We are working with all parties. I myself will continue in my Misr Al Horreya party. I can run as an independent or as a party member. I see the relevance as of creating bigger entities, but I believe that the first step is to do a real effort on the ground to reach an electoral bloc. Based on that you get into parliament and then you can start merging parties. Let’s focus on organising our positions vis-à-vis the constitution and coming elections, let’s get our unified lists and then later on we can decide on merging. The future is definitely for bigger entities in Egyptian politics like Freedom and Justice. I see hope in establishing a liberal bloc.
We will soon have some announcements that will please Egyptians with regards to election-based blocs.
How well do you think that liberal political parties have learnt from their mistakes in previous elections?
There is no such thing as learning from mistakes in politics. In politics you have to make mistakes all the time. The question is about rationalising what we do, and rationalising means. We have to read the scene. We have called Egyptians to go to the ballot box five times and regardless of the details on all five occasions Islamists emerged victorious.
We have to learn why we haven’t been able to compete in a stronger manner. We need more organisation, to avoid binary competition and that unity takes time.
In politics we cannot enforce unity.
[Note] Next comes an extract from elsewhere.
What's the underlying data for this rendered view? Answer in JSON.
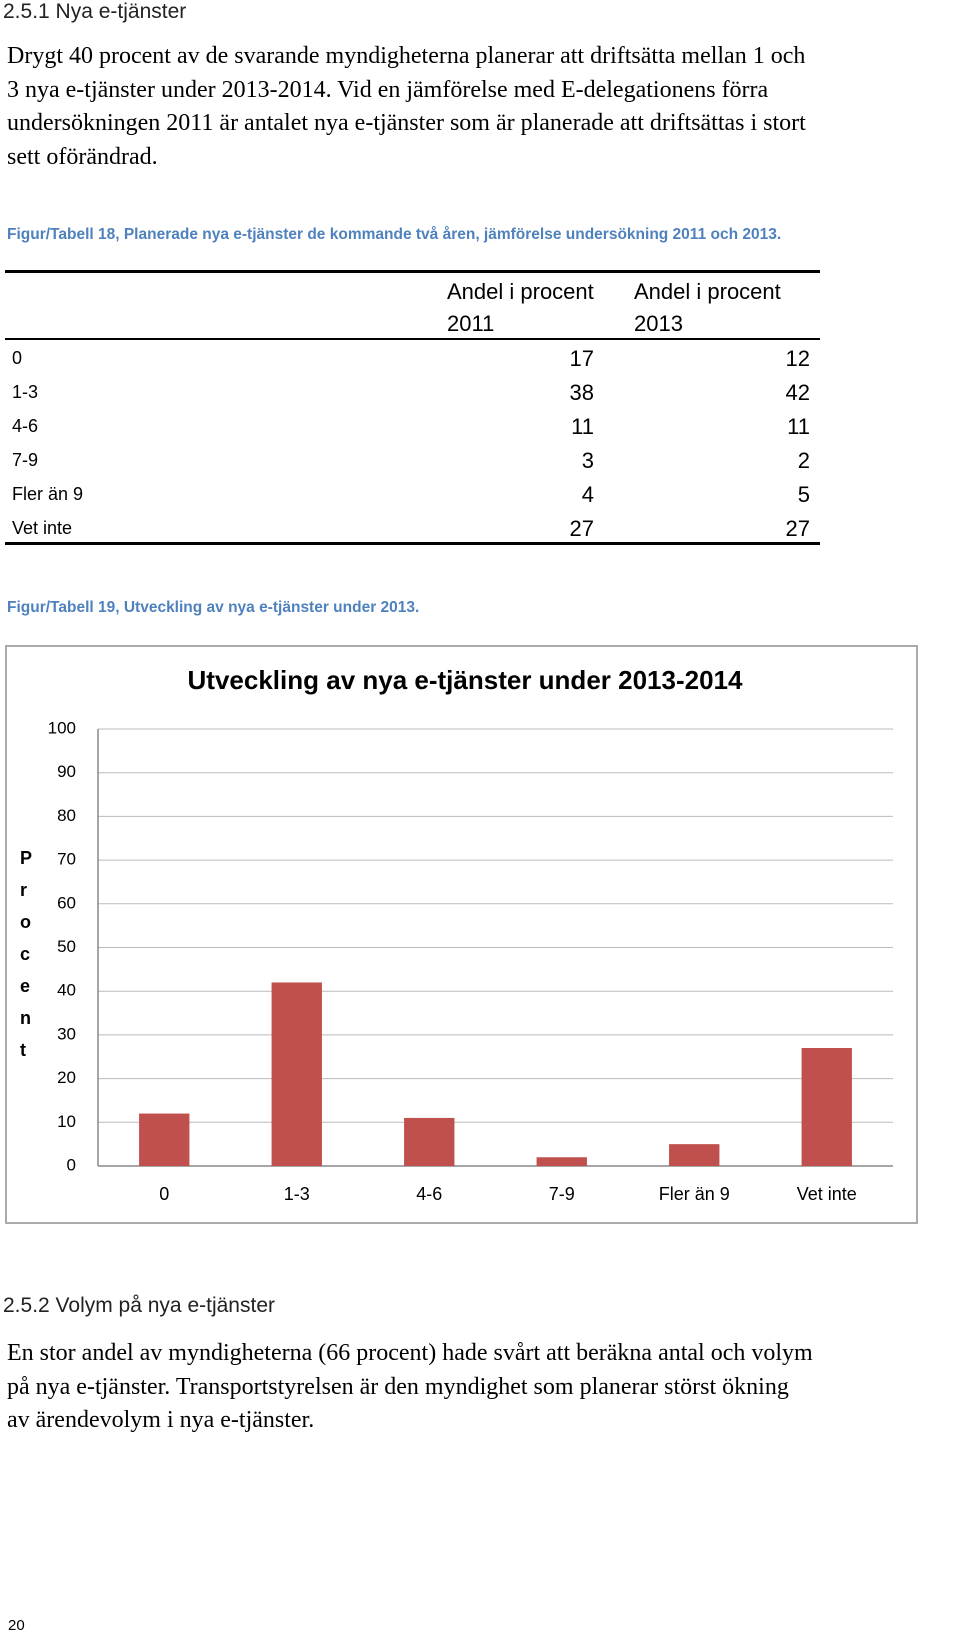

What I am hoping for is just try to get a unified list of candidates and a unified position on the constitution once the draft is out. Based on that unity will come in a homegrown manner.
Do you expect that the coming parliament will also be dominated by Islamists?
Speaking as a politician not an analyst, I do not hope to see a parliament ruled by Islamists again. Not out of fear or hatred, but because it is good for Egypt to have two centres in its politics. Having one centre consolidating its politics means that we will run huge risks securing the state and the independence of institutions. We need to have a second centre.